|
子供の頃から 「へんなくしゃみ」 と言われてきた。
母は 「もっと普通に、思い切りよくしなさい」 とまで言う。
普通にと言われても、生まれた時からしているものを、どのように変えたらいいのか分からない。
ということで、あるがままにしていた。
何故そんな話をしたのかというと、先日取材で北海道に行ってきたのだが、
飛行機の中で突然くしゃみが出た。 私にしてはいつも通りのくしゃみである。
そうしたら、隣に座った男性が首を 「クルッ」 と90度に回して、まじまじと私を見た。
その表情は 「びっくりしたなぁ。もう!」 という昔のギャグが出てきそうな驚きの顔だ。

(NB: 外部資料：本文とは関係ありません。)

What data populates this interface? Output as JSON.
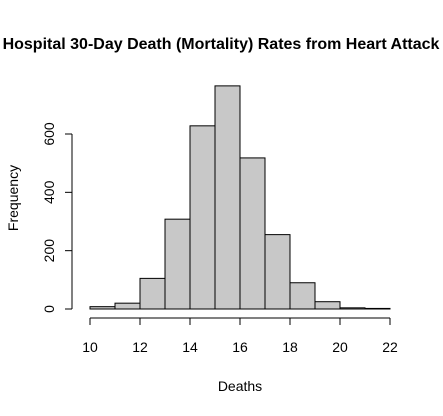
{
  "chart_data": {
    "type": "bar",
    "title": "Hospital 30-Day Death (Mortality) Rates from Heart Attack",
    "xlabel": "Deaths",
    "ylabel": "Frequency",
    "bins": [
      {
        "start": 10,
        "end": 11,
        "value": 8
      },
      {
        "start": 11,
        "end": 12,
        "value": 20
      },
      {
        "start": 12,
        "end": 13,
        "value": 105
      },
      {
        "start": 13,
        "end": 14,
        "value": 308
      },
      {
        "start": 14,
        "end": 15,
        "value": 628
      },
      {
        "start": 15,
        "end": 16,
        "value": 765
      },
      {
        "start": 16,
        "end": 17,
        "value": 518
      },
      {
        "start": 17,
        "end": 18,
        "value": 255
      },
      {
        "start": 18,
        "end": 19,
        "value": 90
      },
      {
        "start": 19,
        "end": 20,
        "value": 25
      },
      {
        "start": 20,
        "end": 21,
        "value": 4
      },
      {
        "start": 21,
        "end": 22,
        "value": 2
      }
    ],
    "xticks": [
      10,
      12,
      14,
      16,
      18,
      20,
      22
    ],
    "yticks": [
      0,
      200,
      400,
      600
    ],
    "xlim": [
      10,
      22
    ],
    "ylim": [
      0,
      800
    ],
    "bar_color": "#c8c8c8",
    "grid": false,
    "legend": "none"
  }
}
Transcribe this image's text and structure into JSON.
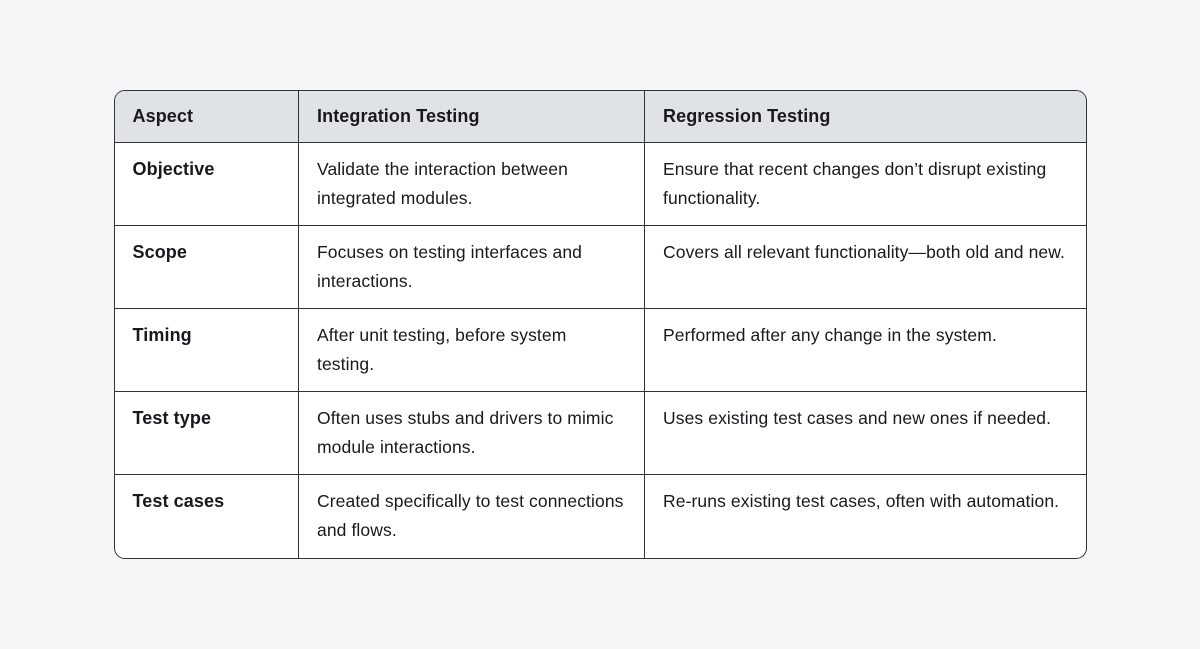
{
  "table": {
    "columns": [
      {
        "label": "Aspect"
      },
      {
        "label": "Integration Testing"
      },
      {
        "label": "Regression Testing"
      }
    ],
    "rows": [
      {
        "aspect": "Objective",
        "integration": "Validate the interaction between integrated modules.",
        "regression": "Ensure that recent changes don’t disrupt existing functionality."
      },
      {
        "aspect": "Scope",
        "integration": "Focuses on testing interfaces and interactions.",
        "regression": "Covers all relevant functionality—both old and new."
      },
      {
        "aspect": "Timing",
        "integration": "After unit testing, before system testing.",
        "regression": "Performed after any change in the system."
      },
      {
        "aspect": "Test type",
        "integration": "Often uses stubs and drivers to mimic module interactions.",
        "regression": "Uses existing test cases and new ones if needed."
      },
      {
        "aspect": "Test cases",
        "integration": "Created specifically to test connections and flows.",
        "regression": "Re-runs existing test cases, often with automation."
      }
    ]
  },
  "colors": {
    "page_background": "#f5f6f8",
    "header_background": "#e0e3e6",
    "cell_background": "#ffffff",
    "border": "#2e3338",
    "text": "#17191c"
  }
}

彼の素早い正直な反応に一緒に行った久場公代さんはそばで必死に笑いをこらえている。
それが分かるので、私も笑いをこらえるのが大変だった。
今思えば、あの時その男性に 「ヘンなくしゃみでしょ。」 と言えばよかった。
そしたら、一緒に笑えたのに。
都会の人は見ないふりが上手だ。特に大人は不躾に人を見ることがない。
スマートなのかもしれないが、今回のお隣サンの正直な反応は新鮮であった。
そんな出来事を職場で報告すると、私のくしゃみを知っているだけに、みんなは大笑い。
そんな中で、レコード室のTさんが
「私も入社した当時、初めて多喜さんのくしゃみを聞いたときはびっくりしたけど、
まわりのみんなが聞き流していることに、もっと驚いた」 と言った。